Installing Tesseract 4.0 from source is possible, but with some extra effort as CentOS 6 doesn’t come with Leptonica 1.77, which is required by Tesseract 4.0, nor it comes with autoconf-archive package (which was orphaned in EPEL), nor it comes with GCC that supports C++11.

So far, things don’t look promising but rest assured, it’s not the end of the world 😄

Firstly, install development tools and a couple of prerequisites for Tesseract.

# yum -y groupinstall "development tools"
# yum -y install libpng-devel libtiff-devel libjpeg-devel

Next, install CentOS Software Collections yum repository and newer version of GCC. Don’t worry, GCC from SCL repository won’t interfere with GCC from base repository.

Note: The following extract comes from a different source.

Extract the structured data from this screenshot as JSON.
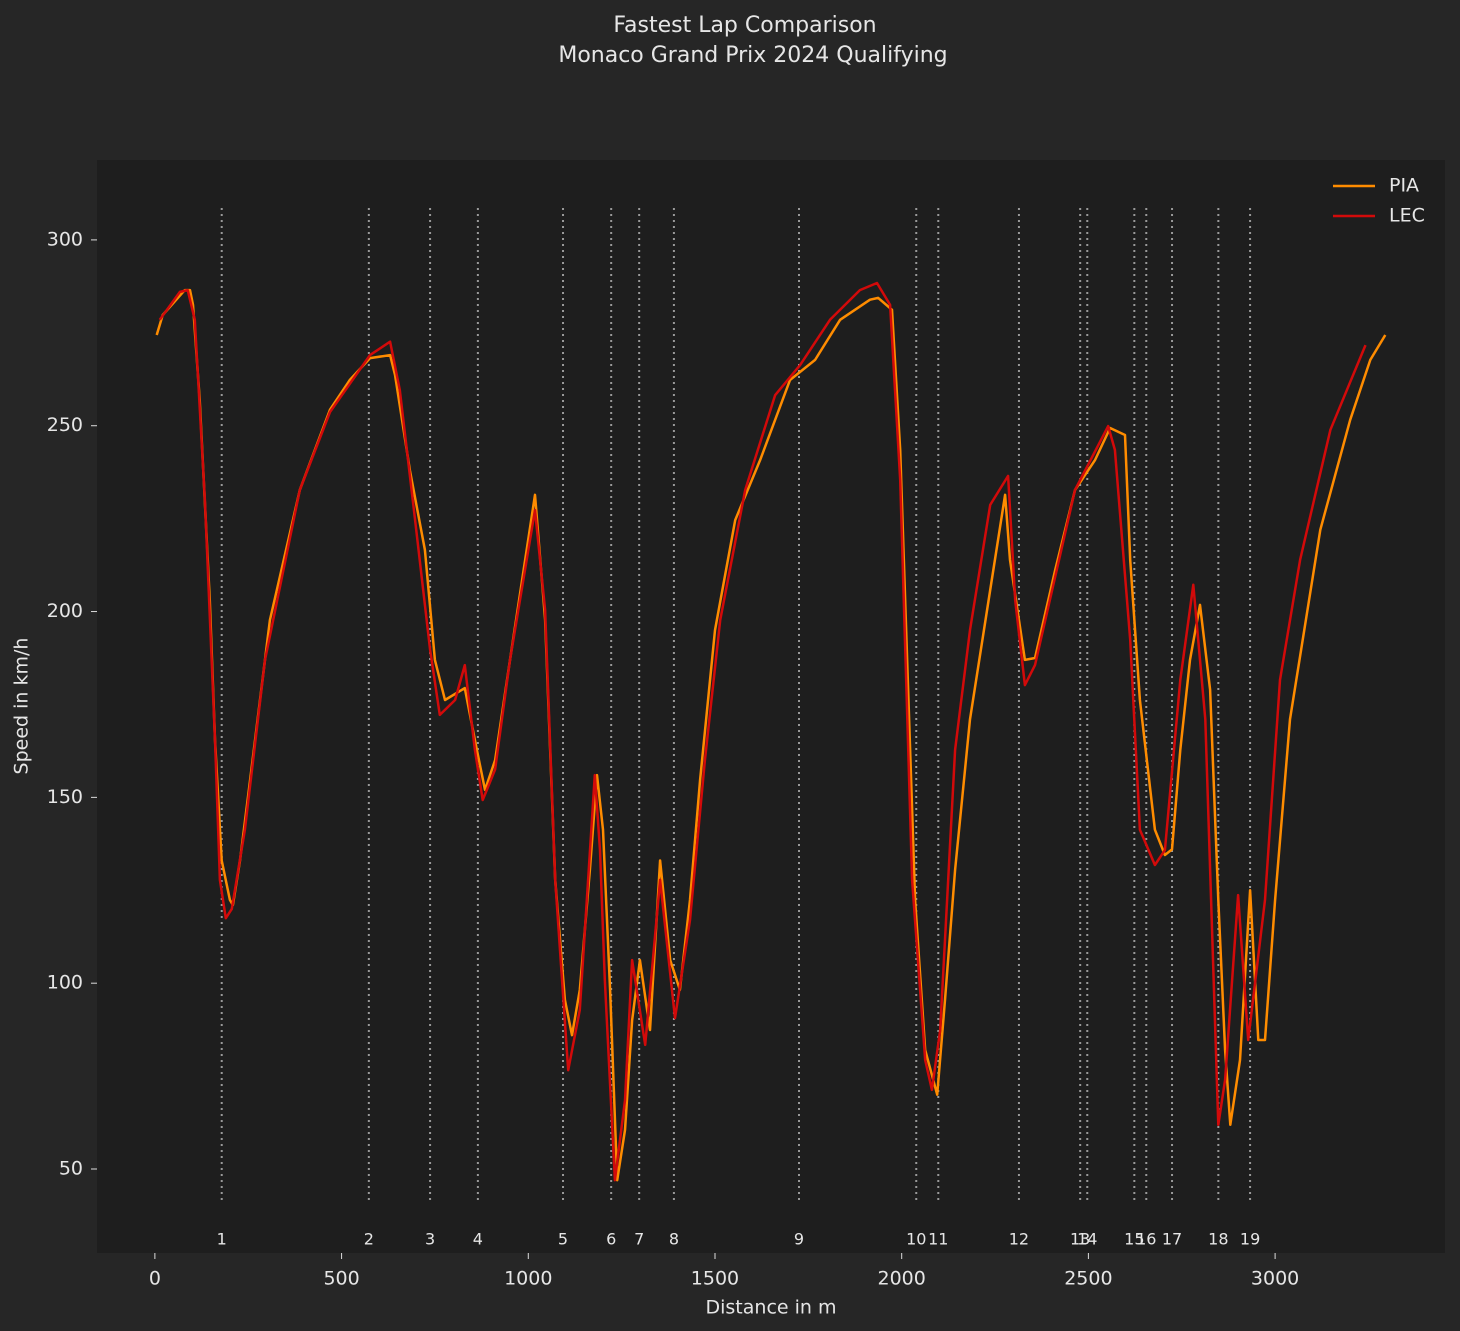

# yum -y install centos-release-scl
# yum -y install devtoolset-7-gcc-c++

In order to reach newly installed GCC, you simply need to source devtoolset-7 script

# source /opt/rh/devtoolset-7/enable

Next up for installation is autoconf-archive, a collection of re-usable Autoconf macros:

# cd /usr/src/
# wget http://ftpmirror.gnu.org/autoconf-archive/autoconf-archive-2019.01.06.tar.xz
# tar xvvfJ autoconf-archive-2019.01.06.tar.xz
# cd autoconf-archive-2019.01.06/
# ./configure --prefix=/usr
# make
# make install

Now we can move to Leptonica installation. Tesseract 4.0 requires Leptonica 1.77 or newer.

# cd /usr/src/
# wget http://leptonica.org/source/leptonica-1.77.0.tar.gz
# tar xvvfz leptonica-1.77.0.tar.gz
# cd leptonica-1.77.0/
# ./configure --prefix=/usr/local/
# make
# make install

At this point, all system requirements are satisfied. We can finally install Tesseract OCR:

# cd /usr/src/
# wget https://github.com/tesseract-ocr/tesseract/archive/4.0.0.tar.gz -O tesseract-4.0.0.tar.gz
# tar xvvfz tesseract-4.0.0.tar.gz
# cd tesseract-4.0.0
# export PKG_CONFIG_PATH=/usr/local/lib/pkgconfig
# ./autogen.sh
# ./configure --prefix=/usr/local/ --with-extra-libraries=/usr/local/lib/
# make install

There you go. You now have Tesseract 4.0 on CentOS 6.

# tesseract --version
tesseract 4.0.0
leptonica-1.77.0
libjpeg 6b (libjpeg-turbo 1.2.1) : libpng 1.2.49 : libtiff 3.9.4 : zlib 1.2.3

If you’re getting -bash: tesseract: command not found error, you most probably don’t have /usr/local/bin in your $PATH, so make sure to fix that by adding (or appending to existing configuration) the following to your ~/.bash_profile:

export PATH="$PATH:/usr/local/bin"